Eine neue Corona-Variante mit besonders vielen Mutationen sorgt für Unruhe bei Experten. Die in Südafrika nachgewiesene Variante B.1.1.529 weist nicht nur mehr als 30 Mutationen im Spike-Protein auf, sie dürfte auch mit den zuletzt rasant ansteigenden Neuinfektionen im Süden Afrikas zusammenhängen. Nach Experten-Einschätzung handelt es sich dabei um die bislang „verrückteste“ Variante. Auch die WHO wurde bereits auf B.1.1.529 aufmerksam und wird am Freitag eine dringliche Sitzung dazu abhalten.
Die neu aufgekommen Variante beginnt sich offenbar in der die großen Städte Johannesburg und Pretoria umfassenden südafrikanischen Provinz Gauteng auszubreiten. Die besondere Kombination gibt laut dem Wiener Genetiker Ulrich Elling Anlass zur Sorge. Während im Rest von Südafrika die Covid-19-Pandemie im aktuell dort herrschenden Frühling stark gebremst verläuft, sehe man in der Provinz Gauteng seit Kurzem einen massiven Anstieg der Neuinfektionen.
Das sei interessant, da Südafrika eigentlich nach früheren starken Ausbrüchen relativ durchseucht ist, so der Experte vom Institut für Molekulare Biotechnologie (IMBA) der Akademie der Wissenschaften (ÖAW): „Gauteng fällt dann doch negativ auf.“ Der sprunghafte Anstieg gipfelte dort am Mittwoch in über 1000 Neuinfektionen. Der südafrikanische Gesundheitsminister Joe Phaahla bezeichnete die neue Variante als „ernsthaft besorgniserregend“. Sie könnte die Ursache für einen „exponentiellen“ Anstieg der gemeldeten Fälle in dem Land sein.
Situation noch unübersichtlich
Unter den wenigen sequenzierten Viren-Genomen aus der Region macht die Variante unter der Bezeichnung B.1.1.529 laut Berechnungen Ellings bereits rund zwei Drittel aus. Die ersten drei bestätigten Fälle kommen aus Botswana, ein Fall wurde bei einem Südafrika-Urlauber in Hongkong nachgewiesen. Die Situation sei zwar noch unübersichtlich, die WHO berate sich aber bereits dazu, so Elling am Donnerstag.
Die bislang „verrückteste“ Mutation
Leider vereine die Variante sehr viele als bedenklich geltende Mutationen in dem Spike-Protein. 32 Veränderungen zählen die Experten, obwohl die publizierten Daten noch mit etwas Unsicherheit behaftet seien. Dass eine Variante derartig viele Mutationen anhäufen konnte, ist laut Elling erstaunlich. Außerdem finden sich drei neu eingesetzte Bausteine in der Sequenz des S-Proteins. Das komme „normalerweise nie vor“, so der Wissenschaftler, der seit vielen Monaten mit seinem Team die Analysen des Proteins in Österreich durchführt. Unter den vielen Mutationen sei dies „die verrückteste“.
Mutationshäufung kein Laborfehler
Noch ist nicht nachgewiesen, dass der sprunghafte Anstieg durch die Variante verursacht wird, betonte Elling.

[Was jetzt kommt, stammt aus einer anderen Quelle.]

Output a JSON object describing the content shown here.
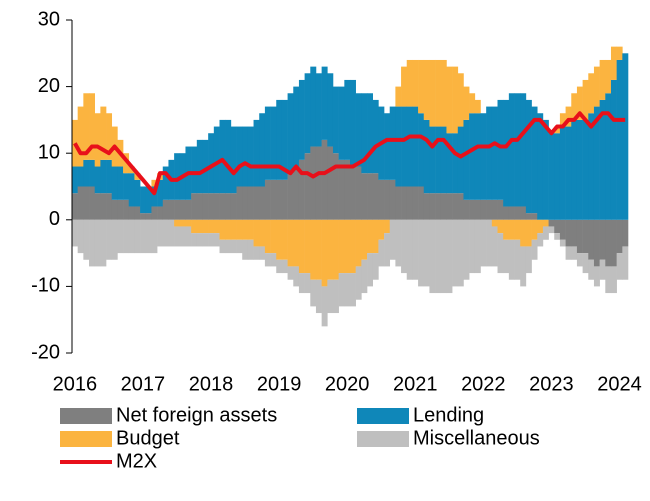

Dass die Mutationsanhäufung aber kein Laborfehler ist, sei gesichert, da sie bereits in mehreren Laboren gefunden wurde. Bei der eben erst aufgepoppten B.1.1.529-Variante handle es sich jedenfalls um die aktuell besorgniserregendste Mutationsanhäufung.
Um die Gefährlichkeit besser einschätzen zu können, würden jedenfalls noch weitere Studien fehlen. Die Neuinfektionskurve in Gauteng weise aber deutlich nach oben. Es brauche also vermutlich rasch Maßnahmen, um eine weitere Verbreitung aus Südafrika heraus möglichst zu vermeiden, so Elling.
WHO beruft dringliche Sitzung ein
Auch das südafrikanische Gesundheitsministerium hat am Donnerstag im Rahmen eines Briefings auf die Situation Bezug genommen. Der Experte Tulio de Oliveira wies dort darauf hin, dass es landesweit bereits 77 Fälle mit der „sehr ungewöhnlichen Mutationskonstellation“ gebe.
Ein „Vorteil“ der Variante sei, dass sie sich mittels PCR-Test detektieren lasse, so der Wissenschaftler: „Das wird uns helfen, sie zurückzuverfolgen und die Ausbreitung zu verstehen.“
Seinen Anfang nahm der Ausbruch demnach vermutlich unter Studenten in der Region Gauteng. Ob die Variante in der Region entstanden ist, könne man nicht sagen. De Oliveira verwies auf eine am Freitag stattfindende dringliche Sitzung der WHO in Bezug auf die Variante.